The Gold Standard: Neutral Wear
If you have a “normal” or neutral pronation pattern, the areas of most significant wear on the treads will tend to be located toward the outside of the heel and across the middle of the ball of the foot and under the big toe. This is because, in a biomechanically efficient walking gait, you strike the ground first with the outside of your heel and push off with your toes. This wear pattern doesn’t necessarily mean you don’t or won’t have any foot problems, but it is good evidence of a healthy stride.
What Are Your Shoes Trying to Tell You?
Shoe wear patterns that deviate too far from a neutral pattern may indicate a structural defect or gait imbalance that needs to be addressed. For example, ask yourself:
Is the wear concentrated along the outer edge of the shoe? You might underpronate (also known as supination) and/or have high arches. People with this gait pattern are at higher risk of stress fractures, so look for some extra cushioning when you shop.
Is the heel much more worn than the ball of foot area? You might overstride when you run.
Is the ball of foot area much more worn than the heel? There’s a good chance you have overly tight heel tendons. Some stretching and heel raises may help.
Are the wear patterns asymmetrical between left and right shoes? One leg might be longer than the other, or you might be overstriding in one leg.
Are lines forming on the outside of your sole around the heel? Your cushioning is wearing out and needs to be replaced.
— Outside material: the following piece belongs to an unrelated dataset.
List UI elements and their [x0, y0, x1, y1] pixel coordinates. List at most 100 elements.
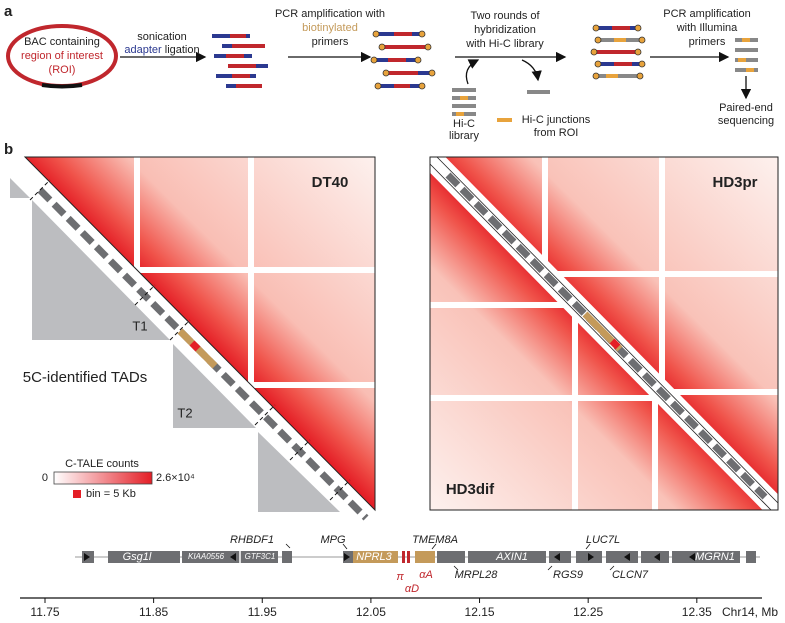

Is there a bulge in the upper by the side of the big toe? Your shoes are too narrow! Opt for a pair that gives you some more wiggle room.
Let The Old Shoes Be Your Guide
Before buying a new pair of athletic shoes, uses the clues left by your old sneakers to decide whether you need a different style or some extra help. If you’re showing neutral wear and don’t have any foot pain or problems, you’ve probably found the right setup.